Selama 24 tahun, saya selalu berada dan bertemu dengan orang-orang yang berlatar belakang sama. Berinteraksi dengan orang-orang Muslim. Belum pernah saya mendapatkan pengalaman berinteraksi langsung dengan seseorang ataupun sekelompok orang yang di luar agama Islam. Bahkan saya tidak memiliki pengalaman berjumpa orang-orang dari beragam agama saat kuliah dulu. Lingkungan saya cenderung homogen karena saya menempuh pendidikan Madrasah Aliyah (setara dengan SMA) dan perkuliahan di lingkungan pesantren. “Anda dinyatakan lulus sebagai peserta Sekolah Guru Kebinekaan Bandung 2021,” kabar itu saya terima beberapa minggu kemudian. Seharusnya saya merasa senang karena lolos seleksi. Nyatanya, saya justru bingung. Sejujurnya saya masih diliputi kekhawatiran. “Apa saya harus mengundurkan diri ya?”
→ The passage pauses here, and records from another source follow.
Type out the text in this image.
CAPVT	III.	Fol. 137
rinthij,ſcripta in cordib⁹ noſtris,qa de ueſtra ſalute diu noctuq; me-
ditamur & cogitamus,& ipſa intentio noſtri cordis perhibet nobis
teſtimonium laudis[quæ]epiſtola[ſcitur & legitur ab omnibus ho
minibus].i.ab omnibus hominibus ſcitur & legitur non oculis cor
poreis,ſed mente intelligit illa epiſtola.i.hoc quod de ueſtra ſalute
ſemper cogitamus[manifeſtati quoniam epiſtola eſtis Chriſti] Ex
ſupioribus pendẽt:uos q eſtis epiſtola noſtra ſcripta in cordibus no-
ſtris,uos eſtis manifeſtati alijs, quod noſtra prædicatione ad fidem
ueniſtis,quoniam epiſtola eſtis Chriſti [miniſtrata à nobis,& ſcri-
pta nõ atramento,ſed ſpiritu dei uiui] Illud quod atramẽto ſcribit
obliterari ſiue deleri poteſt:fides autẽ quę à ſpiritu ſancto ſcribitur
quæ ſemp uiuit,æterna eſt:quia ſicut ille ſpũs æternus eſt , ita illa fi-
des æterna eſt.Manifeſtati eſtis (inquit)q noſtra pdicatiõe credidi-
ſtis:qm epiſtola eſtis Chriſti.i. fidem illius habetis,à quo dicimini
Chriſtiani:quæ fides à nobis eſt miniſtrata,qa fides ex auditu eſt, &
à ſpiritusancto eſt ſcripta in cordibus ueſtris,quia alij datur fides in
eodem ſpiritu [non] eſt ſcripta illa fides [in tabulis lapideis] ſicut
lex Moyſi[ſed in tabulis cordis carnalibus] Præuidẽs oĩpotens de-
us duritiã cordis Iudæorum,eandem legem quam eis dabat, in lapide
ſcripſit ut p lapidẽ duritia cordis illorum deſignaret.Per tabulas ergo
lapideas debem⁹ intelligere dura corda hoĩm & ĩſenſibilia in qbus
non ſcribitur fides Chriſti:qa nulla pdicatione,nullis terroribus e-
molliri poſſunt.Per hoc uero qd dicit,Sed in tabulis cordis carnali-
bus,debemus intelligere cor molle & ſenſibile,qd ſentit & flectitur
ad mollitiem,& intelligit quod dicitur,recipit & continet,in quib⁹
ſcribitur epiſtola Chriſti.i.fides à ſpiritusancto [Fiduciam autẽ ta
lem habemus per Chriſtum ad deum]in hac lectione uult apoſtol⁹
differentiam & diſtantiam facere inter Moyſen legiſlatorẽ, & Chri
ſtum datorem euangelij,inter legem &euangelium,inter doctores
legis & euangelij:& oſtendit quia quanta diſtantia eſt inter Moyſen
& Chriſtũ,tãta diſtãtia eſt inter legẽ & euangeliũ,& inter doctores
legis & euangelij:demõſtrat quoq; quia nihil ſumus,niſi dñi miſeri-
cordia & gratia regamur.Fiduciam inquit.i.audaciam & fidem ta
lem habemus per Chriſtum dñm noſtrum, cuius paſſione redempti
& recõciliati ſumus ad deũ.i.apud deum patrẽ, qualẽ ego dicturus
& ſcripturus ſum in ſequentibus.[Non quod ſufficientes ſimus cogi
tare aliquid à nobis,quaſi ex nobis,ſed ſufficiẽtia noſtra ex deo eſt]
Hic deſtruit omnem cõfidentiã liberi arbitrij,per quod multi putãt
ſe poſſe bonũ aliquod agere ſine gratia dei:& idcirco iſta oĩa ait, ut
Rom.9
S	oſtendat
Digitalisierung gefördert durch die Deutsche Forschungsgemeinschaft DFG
“... tapi penasaran juga seperti apa interaksi dengan orang yang berbeda.” saya pun memberanikan diri ikut walau khawatir belum jua hilang.
***
Tahun 2021 yang luar biasa.
Untuk pertama kalinya, saya berjumpa dan berinteraksi secara terus -menerus dengan beragam orang di luar etnis saya. “Luar biasa!” sepertinya itu kata yang tepat untuk melukiskan perjalanan saya mengikuti SGK. Banyak hal yang saya dapatkan. Wawasan saya bertambah, pertemanan saya meluas, pengalaman-pengalaman unik dan menarik saya nikmati walaupun secara virtual.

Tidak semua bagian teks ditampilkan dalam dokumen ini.